Findings of the current study suggest that infants developing BPD may have a distinct metabolic profile and VOC profiling may have potential as an early diagnostic biomarker for BPD development. Early prediction of BPD is needed to initiate preventive strategies in a selected population of high-risk infants and to avoid potential hazardous treatments in those not at risk for BPD development (7, 38, 39). Although VOC analyses showed a fair discriminative power for severe BPD, this finding needs to be confirmed or refuted in a larger and more heterogeneous population.

It is important to acknowledge that the eNose nose device used in this study was not specifically designed for BPD. An eNose device does not allow for identification of individual volatiles but contains an array of different gas sensors allowing for the discrimination of VOC combinations by deploying pattern recognition algorithms. Consequently, potential confounding and non-relevant VOCs may predominately interact with the eNose sensors instead of the volatiles of interest, hampering better classification (8). Future studies using chemical analytical techniques, such as gas chromatography-mass spectrometry, may allow for identification of BPD-specific VOCs. Simultaneous analysis of fecal and exhaled VOCs may even provide a more integral view on the potential of VOC profiling as an early diagnostic biomarker for BPD and may increase understanding of the pathophysiological metabolic processes involved in development of (severe) BPD.

Strengths of this study are the multicenter design, robust collection of both clinical and demographic data, and strict matching procedure allowing for adequate group comparison. This study also has important limitations. First, we have not been able to compare fecal VOC profiles with those in exhaled breath. Second, a relatively small sample size was analyzed owing to stringent matching criteria and exclusion of mild and moderate BPD cases. However, by including only severe BPD cases, we created a homogeneous study group with only limited interindividual variability, as it has become evident that severe BPD may be a different entity from mild and moderate BPD, both in terms of clinical definition as well as in terms of genetic predisposition (40). Third, to determine the required fraction of inspired oxygen (FiO2) and consequently the severity of BPD, an oxygen reduction test at the PMA of 36 weeks should be performed. However, as this test was not routinely performed in all referral centers, we used the administered oxygen percentage at 36 weeks PMA to determine BPD severity. Another limitation is that BPD infants with a history of necrotizing enterocolitis and/or pneumonia were excluded, although these infants have an increased risk for developing BPD. We did so to minimize the risk of false-positive VOC profile outcomes; infants with necrotizing enterocolitis are characterized by a significantly distinct fecal VOC profile compared with controls (18). In addition, long-term administration of antibiotics causes shifts in intestinal microbiota composition and consequently in fecal VOCs. Finally, microbiota analysis was performed at only one time point only. However, we believe that, if an altered intestinal microbiota caused the observed differences in fecal VOCs, this difference in intestinal microbiota would be detectable at the postnatal age of 28 days.

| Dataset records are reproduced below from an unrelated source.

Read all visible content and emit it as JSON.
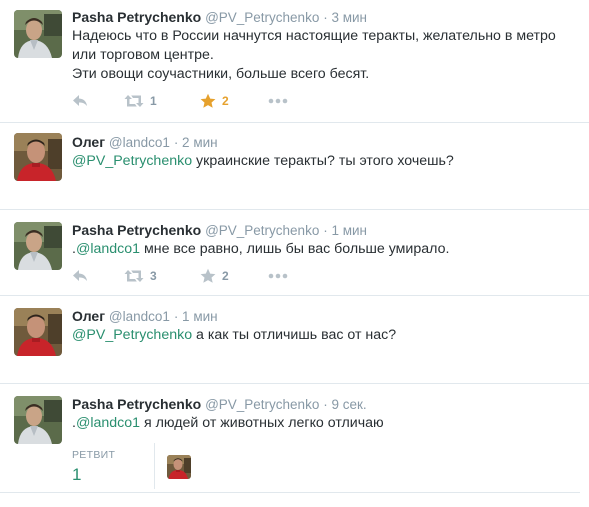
{
  "tweets": [
    {
      "name": "Pasha Petrychenko",
      "handle": "@PV_Petrychenko",
      "time": "· 3 мин",
      "lines": [
        "Надеюсь что в России начнутся настоящие теракты, желательно в метро",
        "или торговом центре.",
        "Эти овощи соучастники, больше всего бесят."
      ],
      "retweets": "1",
      "favorites": "2"
    },
    {
      "name": "Олег",
      "handle": "@landco1",
      "time": "· 2 мин",
      "mention": "@PV_Petrychenko",
      "text": " украинские теракты? ты этого хочешь?"
    },
    {
      "name": "Pasha Petrychenko",
      "handle": "@PV_Petrychenko",
      "time": "· 1 мин",
      "prefix": ".",
      "mention": "@landco1",
      "text": " мне все равно, лишь бы вас больше умирало.",
      "retweets": "3",
      "favorites": "2"
    },
    {
      "name": "Олег",
      "handle": "@landco1",
      "time": "· 1 мин",
      "mention": "@PV_Petrychenko",
      "text": " а как ты отличишь вас от нас?"
    },
    {
      "name": "Pasha Petrychenko",
      "handle": "@PV_Petrychenko",
      "time": "· 9 сек.",
      "prefix": ".",
      "mention": "@landco1",
      "text": " я людей от животных легко отличаю",
      "stat_label": "РЕТВИТ",
      "stat_value": "1"
    }
  ],
  "icons": {
    "reply": "reply-icon",
    "retweet": "retweet-icon",
    "favorite": "star-icon",
    "more": "more-icon"
  },
  "colors": {
    "link": "#2a8f6f",
    "favorited": "#e6a12d",
    "icon": "#b8c2c9",
    "muted": "#8899a6",
    "divider": "#e1e8ed"
  }
}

In conclusion, we observed that development of severe BPD was associated with alterations in fecal VOC profiles at postnatal age of 14, 21, and 28 days. These differences could not be attributed to intestinal microbiota alterations but presumably reflect local and/or systemic metabolic and inflammatory pathways involved in BPD development. Identification of BPD-specific volatiles may increase understanding of BPD pathophysiology while simultaneous analysis of fecal and exhaled VOCs may provide an integral view on the potential of VOC profiling as an early diagnostic biomarker for BPD.